In response to inflammations, the serum alpha- 1 acid glycoprotein (AGP) concentration increases as a major acute phase protein in cats (Ceron, Eckersall et al. 2005, Paltrinieri 2008, Giori, Giordano et al. 2011). Studies showed increased serum AGP concentration in cats infected with FIP (Duthie, Eckersall et al. 1997, Giordano, Spagnolo et al. 2004, Giori, Giordano et al. 2011).
The feline AGP in both serum and peritoneal fluid are known biomarker for FIP (Duthie, Eckersall et al. 1997, Giordano, Spagnolo et al. 2004, Eckersall and Bell 2010). In a study conducted, AGP in effusion showed to be the best APP to distinguish between cats with and without FIP (Hazuchova, Held et al. 2016). Although AGP elevations are not specific for FIP, the measurement is helpful in the diagnosis of FIP, and levels >1.5 mg/ml are often observed in FIP cases (Tasker 2018). It was then concluded that the higher levels increase the index of suspicion (Duthie, Eckersall et al. 1997, Paltrinieri, Giordano et al. 2007, Giori, Giordano et al. 2011, Hazuchova, Held et al. 2016, Tasker 2018).

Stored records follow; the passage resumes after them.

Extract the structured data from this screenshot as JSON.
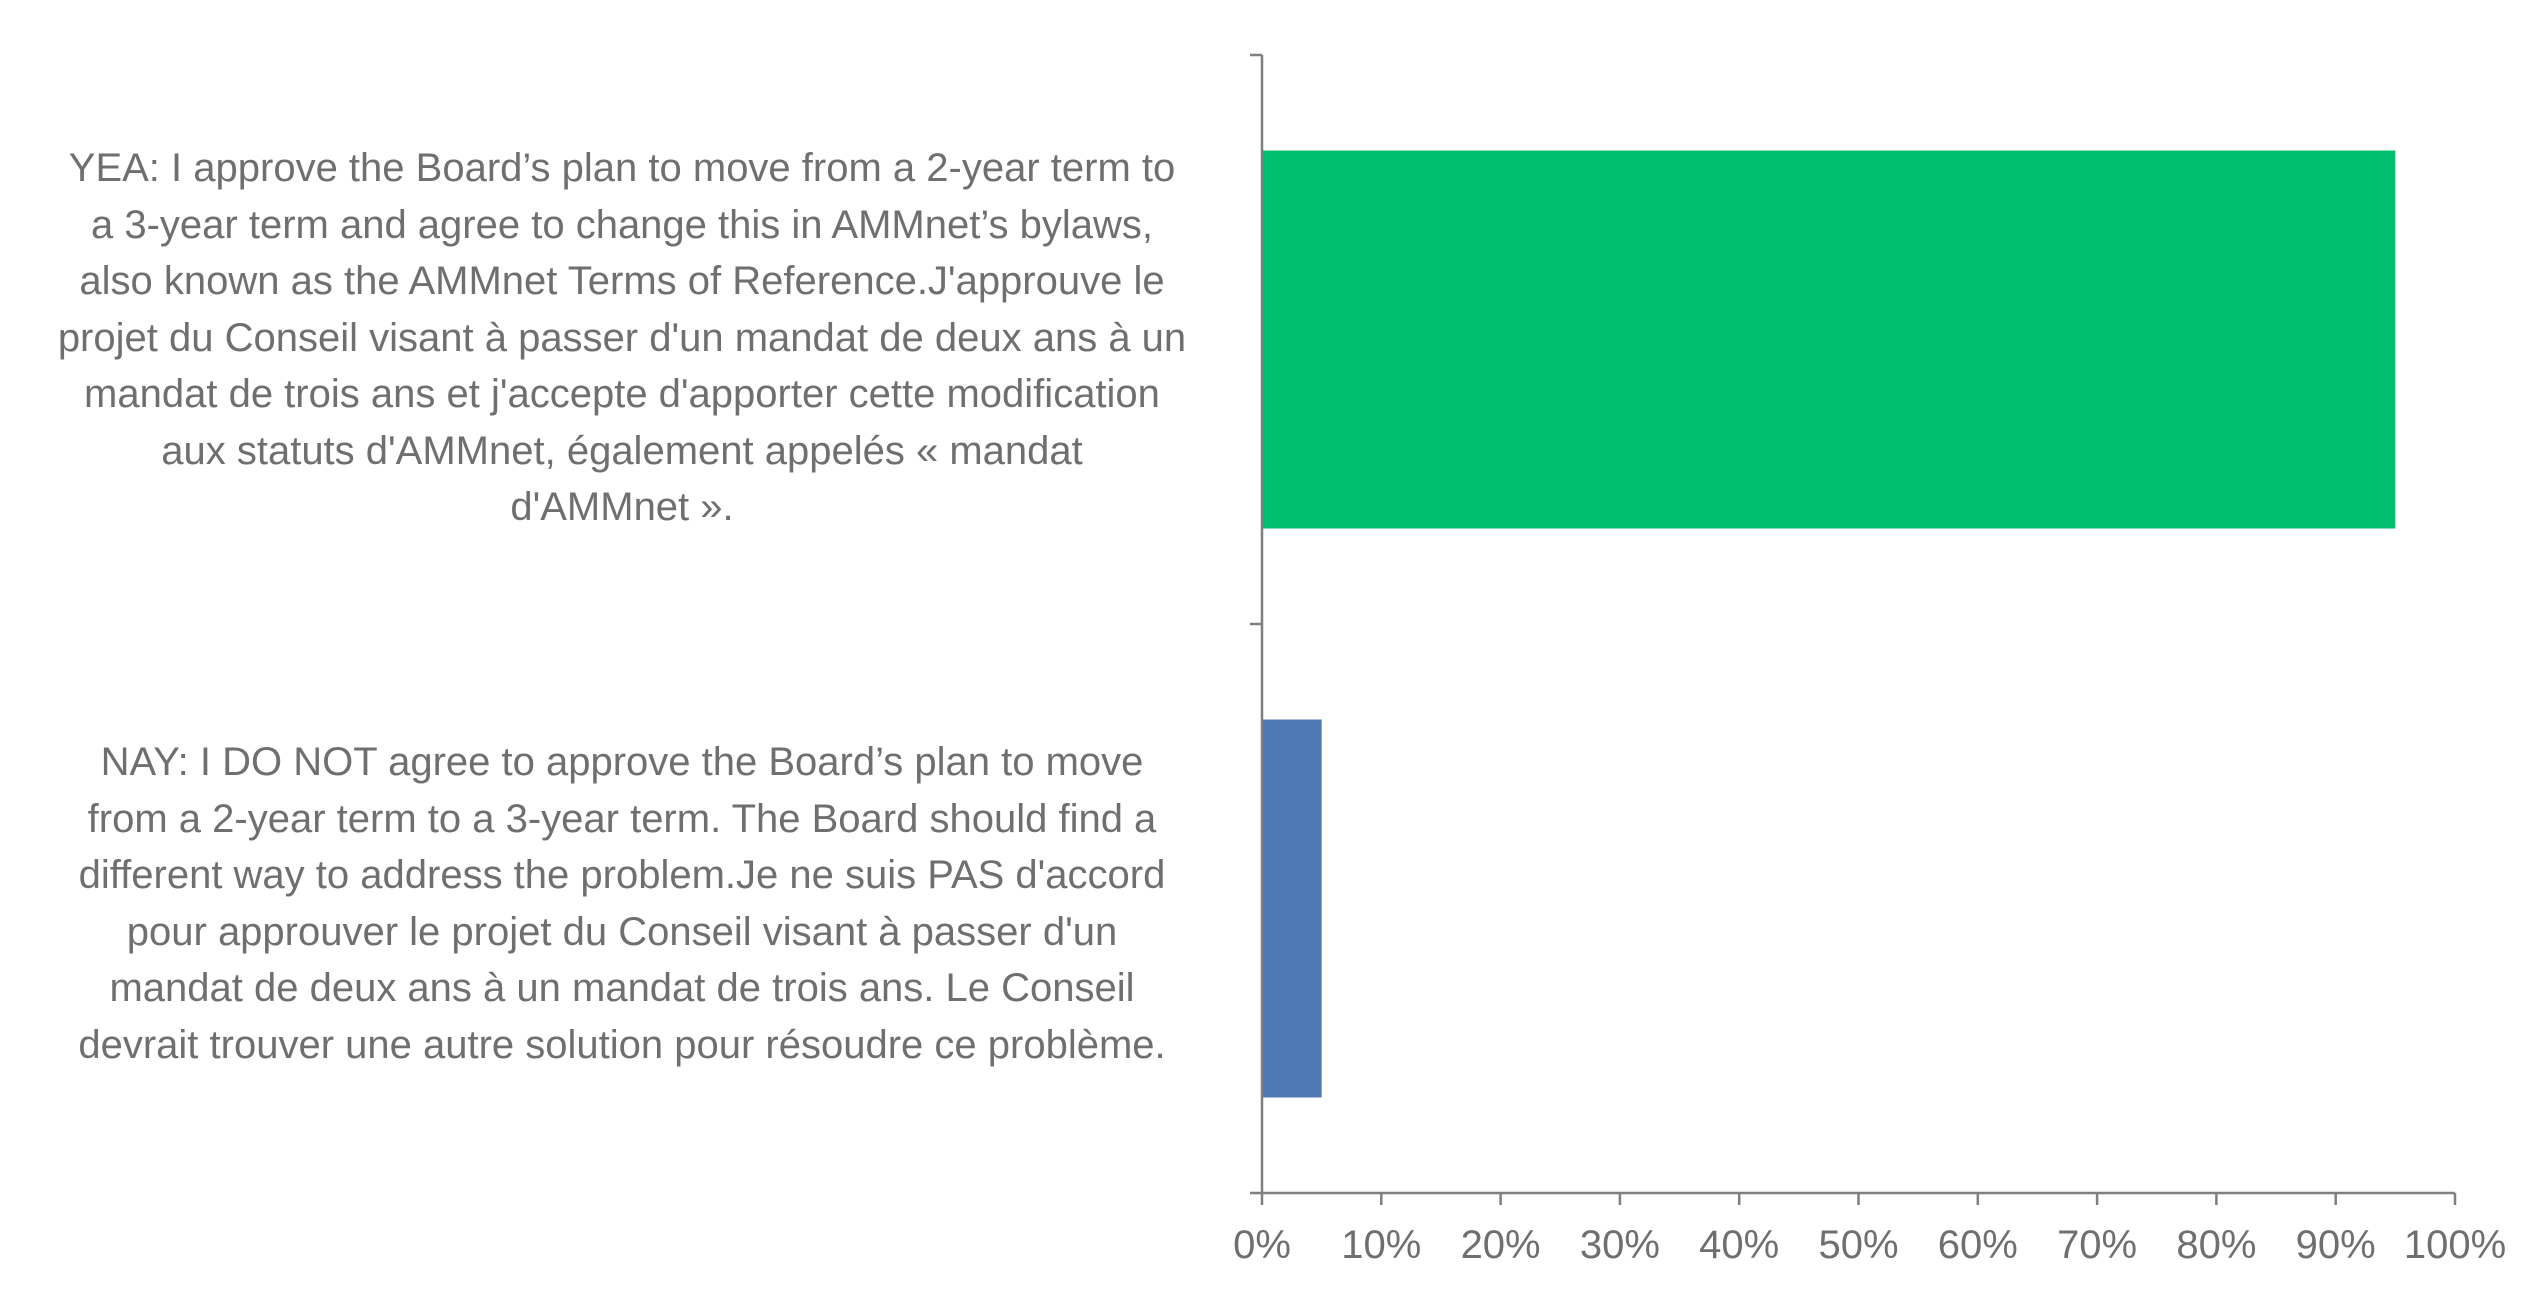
{
  "chart_data": {
    "type": "bar",
    "orientation": "horizontal",
    "title": "",
    "xlabel": "",
    "ylabel": "",
    "xlim": [
      0,
      1
    ],
    "x_tick_labels": [
      "0%",
      "10%",
      "20%",
      "30%",
      "40%",
      "50%",
      "60%",
      "70%",
      "80%",
      "90%",
      "100%"
    ],
    "grid": false,
    "legend": "none",
    "categories": [
      {
        "label": "YEA: I approve the Board’s plan to move from a 2-year term to a 3-year term and agree to change this in AMMnet’s bylaws, also known as the AMMnet Terms of Reference.J'approuve le projet du Conseil visant à passer d'un mandat de deux ans à un mandat de trois ans et j'accepte d'apporter cette modification aux statuts d'AMMnet, également appelés « mandat d'AMMnet ».",
        "label_lines": [
          "YEA: I approve the Board’s plan to move from a 2-year term to",
          "a 3-year term and agree to change this in AMMnet’s bylaws,",
          "also known as the AMMnet Terms of Reference.J'approuve le",
          "projet du Conseil visant à passer d'un mandat de deux ans à un",
          "mandat de trois ans et j'accepte d'apporter cette modification",
          "aux statuts d'AMMnet, également appelés « mandat",
          "d'AMMnet »."
        ],
        "value": 0.95,
        "color": "#00c06f"
      },
      {
        "label": "NAY: I DO NOT agree to approve the Board’s plan to move from a 2-year term to a 3-year term. The Board should find a different way to address the problem.Je ne suis PAS d'accord pour approuver le projet du Conseil visant à passer d'un mandat de deux ans à un mandat de trois ans. Le Conseil devrait trouver une autre solution pour résoudre ce problème.",
        "label_lines": [
          "NAY: I DO NOT agree to approve the Board’s plan to move",
          "from a 2-year term to a 3-year term. The Board should find a",
          "different way to address the problem.Je ne suis PAS d'accord",
          "pour approuver le projet du Conseil visant à passer d'un",
          "mandat de deux ans à un mandat de trois ans. Le Conseil",
          "devrait trouver une autre solution pour résoudre ce problème."
        ],
        "value": 0.05,
        "color": "#4e79b4"
      }
    ],
    "colors": {
      "axis": "#7f7f7f",
      "text": "#6f6f6f"
    }
  }
}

With difficulty in diagnosing FIP through conventional approaches (Addie, Paltrinieri et al. 2004, Paltrinieri 2008), samples from FIP infected cats showed AGP seemed to be associated with viral antigen and are seen present in large amounts (Paltrinieri, Giordano et al. 2004, Paltrinieri 2008). Nevertheless, AGP plays role in drug-binding, as an immunomodulatory agent, and acts as a plasma transport protein (Ceron, Eckersall et al. 2005, Ceciliani, Ceron et al. 2012, Schmidt and Eckersall 2015).